Le Pen and Macron come out swinging in heated TV debate
French presidential candidates Emmanuel Macron and Marine Le Pen have faced off in a high stakes, high pressure and immediately heated head-to-head debate on live primetime TV.
Both candidates came out swinging in what is their best remaining chance to sell their polar-opposite visions and plans for France to the cohort of undecided electors who could sway Sunday's vote.
Ms Le Pen painted the former banker and economy minister as a servant of big business and finance, and declared herself "the candidate of the people, of the France that we love".
Mr Macron painted the far-right nationalist as an empty shell, shaky on details and seeking to profit politically from the anger of French voters - a dominant theme of the campaign.

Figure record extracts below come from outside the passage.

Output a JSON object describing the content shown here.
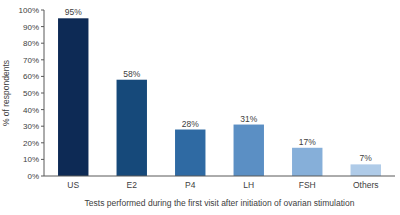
{
  "chart_data": {
    "type": "bar",
    "x_label": "Tests performed during the first visit after initiation of ovarian stimulation",
    "y_label": "% of respondents",
    "categories": [
      "US",
      "E2",
      "P4",
      "LH",
      "FSH",
      "Others"
    ],
    "values": [
      95,
      58,
      28,
      31,
      17,
      7
    ],
    "value_labels": [
      "95%",
      "58%",
      "28%",
      "31%",
      "17%",
      "7%"
    ],
    "colors": [
      "#0d2a55",
      "#16497a",
      "#2f6aa3",
      "#5b8fc4",
      "#86afd9",
      "#afcbe8"
    ],
    "ylim": [
      0,
      100
    ],
    "yticks": [
      {
        "value": 0,
        "label": "0%"
      },
      {
        "value": 10,
        "label": "10%"
      },
      {
        "value": 20,
        "label": "20%"
      },
      {
        "value": 30,
        "label": "30%"
      },
      {
        "value": 40,
        "label": "40%"
      },
      {
        "value": 50,
        "label": "50%"
      },
      {
        "value": 60,
        "label": "60%"
      },
      {
        "value": 70,
        "label": "70%"
      },
      {
        "value": 80,
        "label": "80%"
      },
      {
        "value": 90,
        "label": "90%"
      },
      {
        "value": 100,
        "label": "100%"
      }
    ],
    "data_labels": true,
    "grid": false
  }
}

"You lie all the time," he said. "You propose nothing."
She dismissed his economic proposals with sweeping critiques and bristled at his suggestions that she did not understand how finance and business works.

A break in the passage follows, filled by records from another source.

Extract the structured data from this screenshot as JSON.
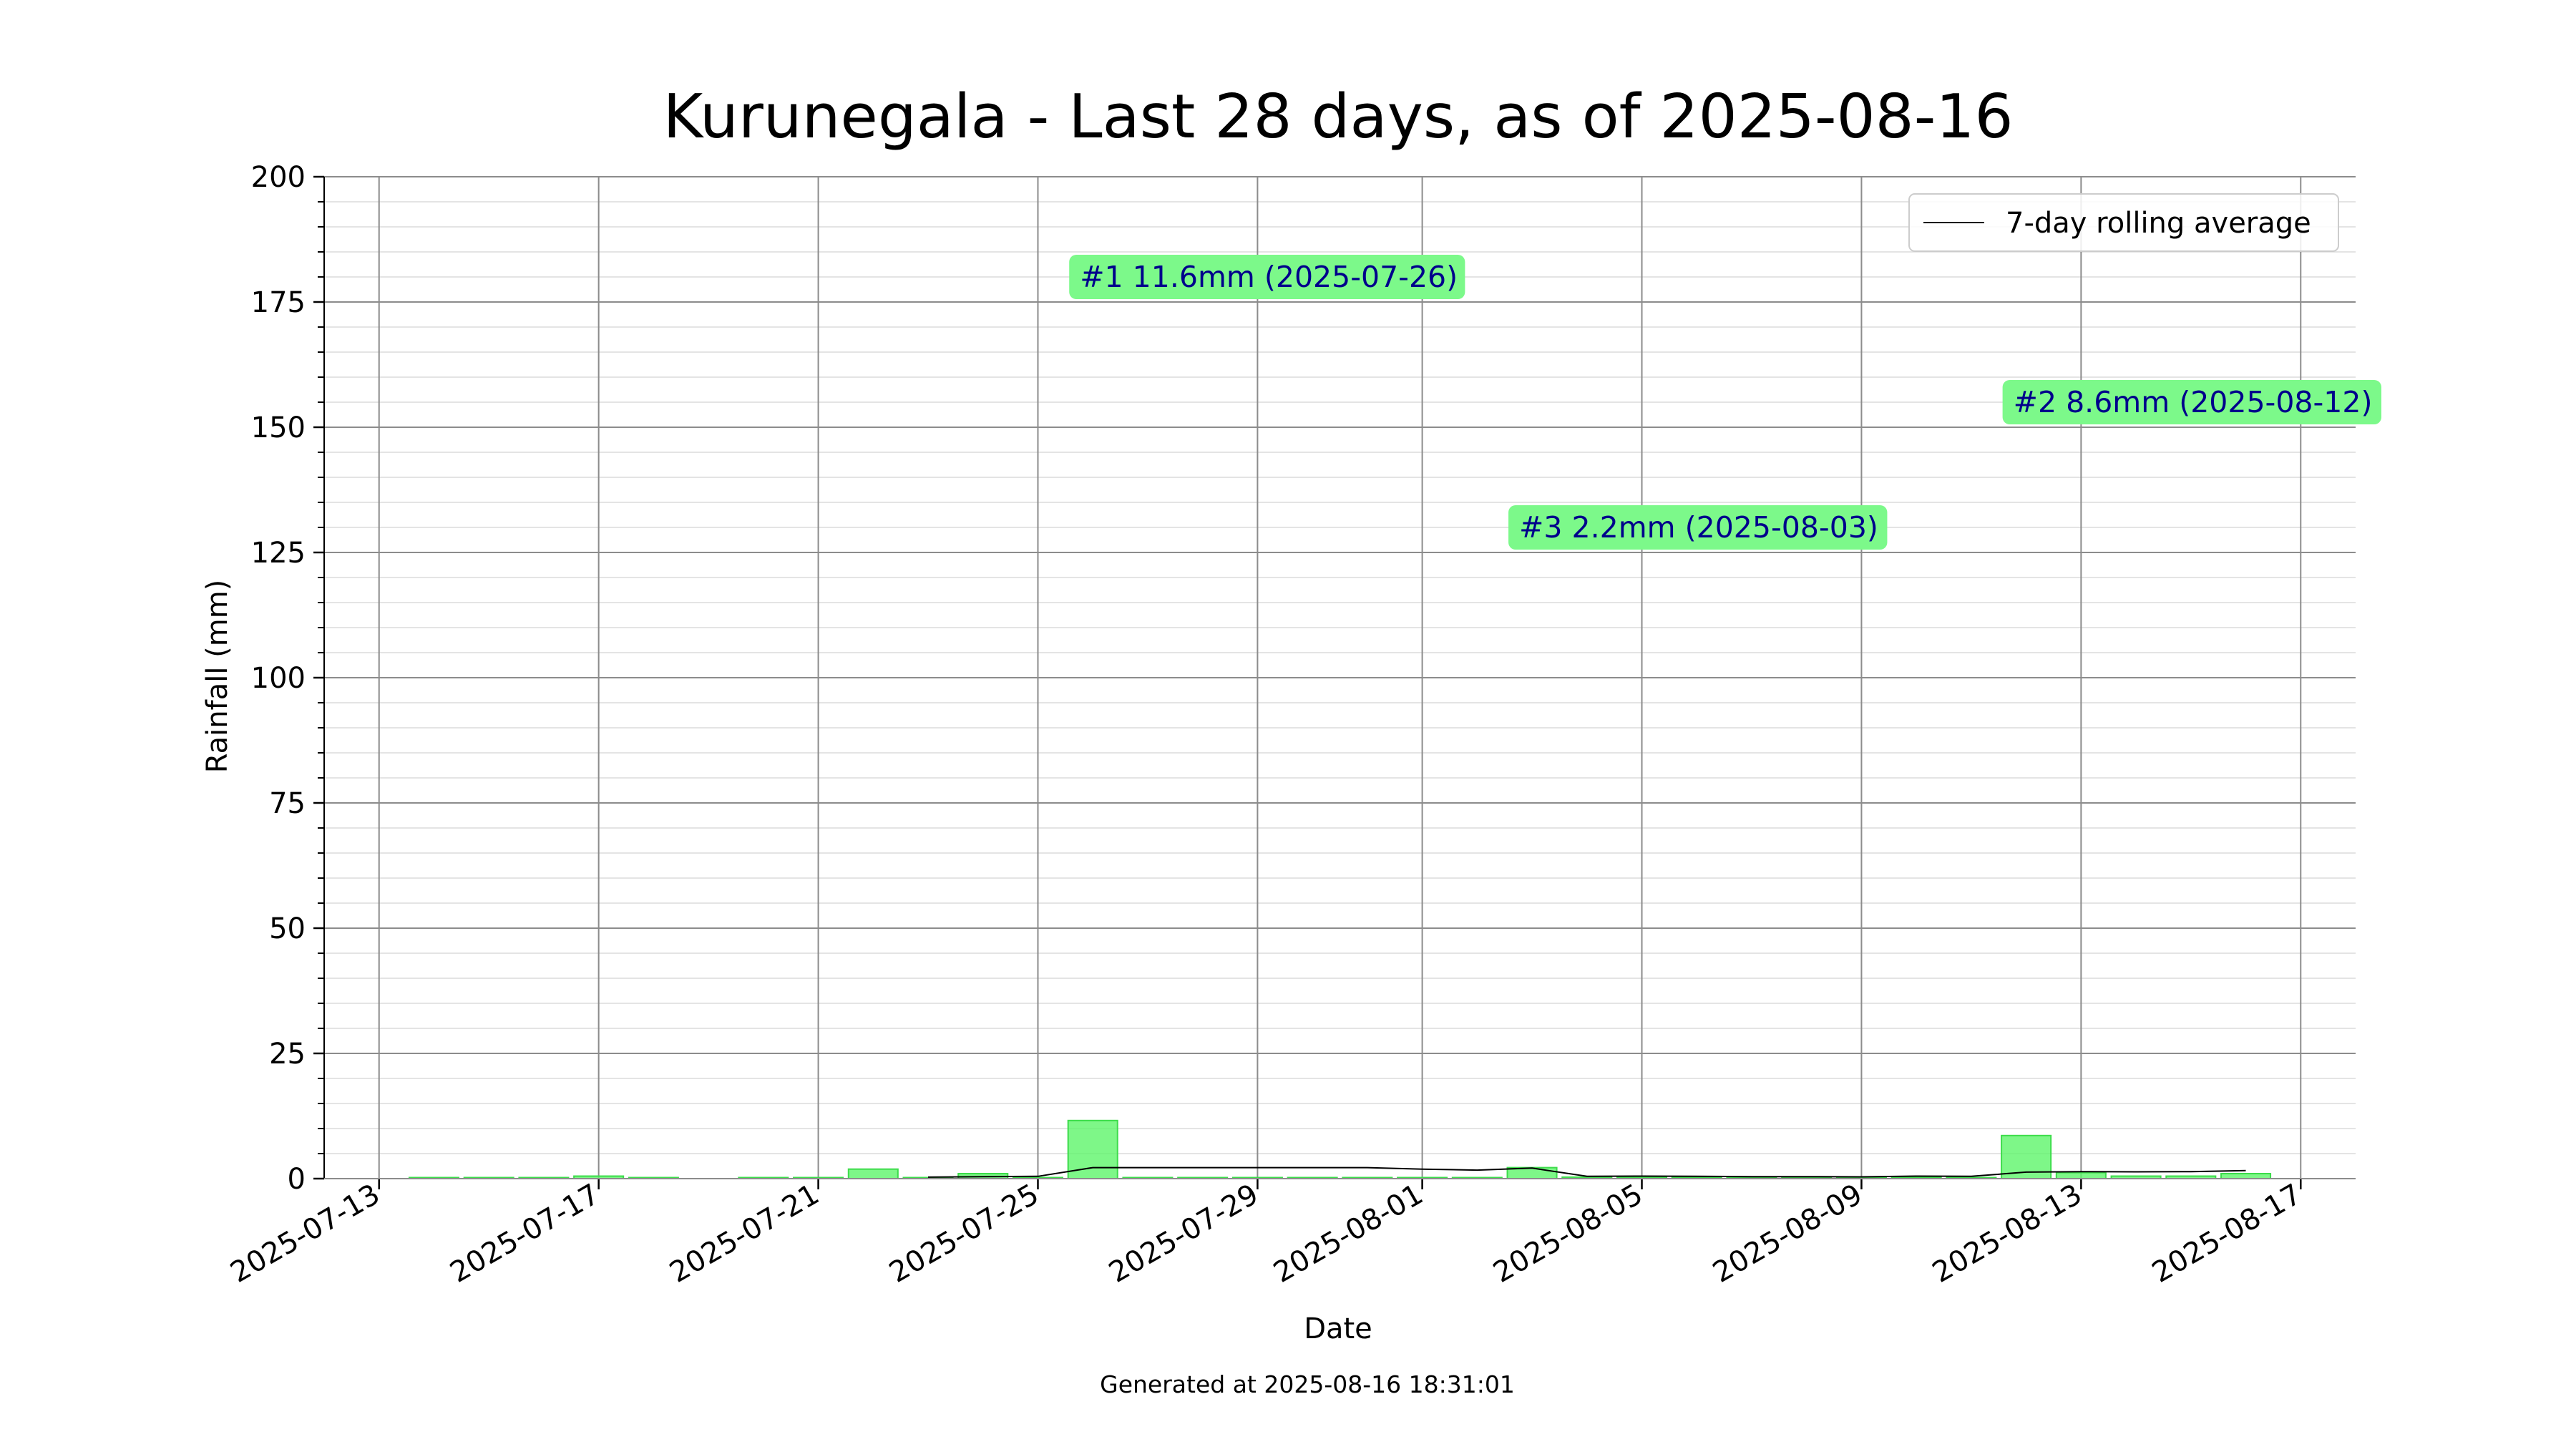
{
  "footer": {
    "generated": "Generated at 2025-08-16 18:31:01"
  },
  "chart_data": {
    "type": "bar",
    "title": "Kurunegala - Last 28 days, as of 2025-08-16",
    "xlabel": "Date",
    "ylabel": "Rainfall (mm)",
    "ylim": [
      0,
      200
    ],
    "y_ticks": [
      0,
      25,
      50,
      75,
      100,
      125,
      150,
      175,
      200
    ],
    "y_minor_step": 5,
    "xlim": [
      "2025-07-12",
      "2025-08-18"
    ],
    "x_ticks": [
      "2025-07-13",
      "2025-07-17",
      "2025-07-21",
      "2025-07-25",
      "2025-07-29",
      "2025-08-01",
      "2025-08-05",
      "2025-08-09",
      "2025-08-13",
      "2025-08-17"
    ],
    "grid": true,
    "legend_position": "top-right",
    "colors": {
      "bar": "#5ef56a",
      "bar_edge": "#3ddc4b",
      "line": "#000000",
      "annotation_bg": "#7cf98a",
      "annotation_text": "#00008b"
    },
    "series": [
      {
        "kind": "bar",
        "x": [
          "2025-07-14",
          "2025-07-15",
          "2025-07-16",
          "2025-07-17",
          "2025-07-18",
          "2025-07-20",
          "2025-07-21",
          "2025-07-22",
          "2025-07-23",
          "2025-07-24",
          "2025-07-25",
          "2025-07-26",
          "2025-07-27",
          "2025-07-28",
          "2025-07-29",
          "2025-07-30",
          "2025-07-31",
          "2025-08-01",
          "2025-08-02",
          "2025-08-03",
          "2025-08-04",
          "2025-08-05",
          "2025-08-06",
          "2025-08-07",
          "2025-08-08",
          "2025-08-09",
          "2025-08-10",
          "2025-08-11",
          "2025-08-12",
          "2025-08-13",
          "2025-08-14",
          "2025-08-15",
          "2025-08-16"
        ],
        "values": [
          0.1,
          0.1,
          0.1,
          0.5,
          0.1,
          0.1,
          0.1,
          1.9,
          0.1,
          1.0,
          0.1,
          11.6,
          0.1,
          0.1,
          0.1,
          0.1,
          0.1,
          0.1,
          0.1,
          2.2,
          0.3,
          0.3,
          0.1,
          0.1,
          0.1,
          0.1,
          0.1,
          0.1,
          8.6,
          1.2,
          0.5,
          0.5,
          1.0
        ]
      },
      {
        "kind": "line",
        "name": "7-day rolling average",
        "x": [
          "2025-07-23",
          "2025-07-24",
          "2025-07-25",
          "2025-07-26",
          "2025-07-27",
          "2025-07-28",
          "2025-07-29",
          "2025-07-30",
          "2025-07-31",
          "2025-08-01",
          "2025-08-02",
          "2025-08-03",
          "2025-08-04",
          "2025-08-05",
          "2025-08-06",
          "2025-08-07",
          "2025-08-08",
          "2025-08-09",
          "2025-08-10",
          "2025-08-11",
          "2025-08-12",
          "2025-08-13",
          "2025-08-14",
          "2025-08-15",
          "2025-08-16"
        ],
        "values": [
          0.3,
          0.4,
          0.45,
          2.2,
          2.2,
          2.2,
          2.2,
          2.2,
          2.2,
          1.9,
          1.7,
          2.1,
          0.45,
          0.5,
          0.45,
          0.4,
          0.4,
          0.35,
          0.5,
          0.45,
          1.3,
          1.4,
          1.35,
          1.4,
          1.6
        ]
      }
    ],
    "annotations": [
      {
        "text": "#1 11.6mm (2025-07-26)",
        "x": "2025-07-26",
        "y": 180
      },
      {
        "text": "#2 8.6mm (2025-08-12)",
        "x": "2025-08-12",
        "y": 155
      },
      {
        "text": "#3 2.2mm (2025-08-03)",
        "x": "2025-08-03",
        "y": 130
      }
    ]
  }
}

"You're trying to play with me like a professor with a pupil," she said.
Sitting opposite each other at a round table, neither pulled their punches.
With both talking over each other, the debate quickly became a shouting match at times, with no common ground between the pro-European Union centrist candidate and the anti-EU Ms Le Pen.
Ms Le Pen accused her centrist rival of being "complacent" about Islamic fundamentalists.
She said: "We must eradicate the Islamist ideology."
She has pledged to shut down a powerful fundamentalist federation linked to the Muslim Brotherhood, known as the Union of Islamic Organisations in France (UOIF), and said it supports Mr Macron.
Ms Le Pen has also proposed a series of measures to stamp out the possibility of another new terrorist attack in France, including expelling all foreigners with a record and revoking the French citizenship of dual-nationals under suspicion.
She suggested Mr Macron was "waiting for an attack" rather than taking proactive measures.
Mr Macron said Ms Le Pen would lead France to civil war and give Islamic extremists what they want by infringing on the rights of Muslim residents.
He said she would deliver "what the terrorists expect - it's civil war, it's division, it's heinous speech".
Mr Macron insisted he would be "inflexible" and "fight against Islamic terrorism on every front" without exacerbating the problem.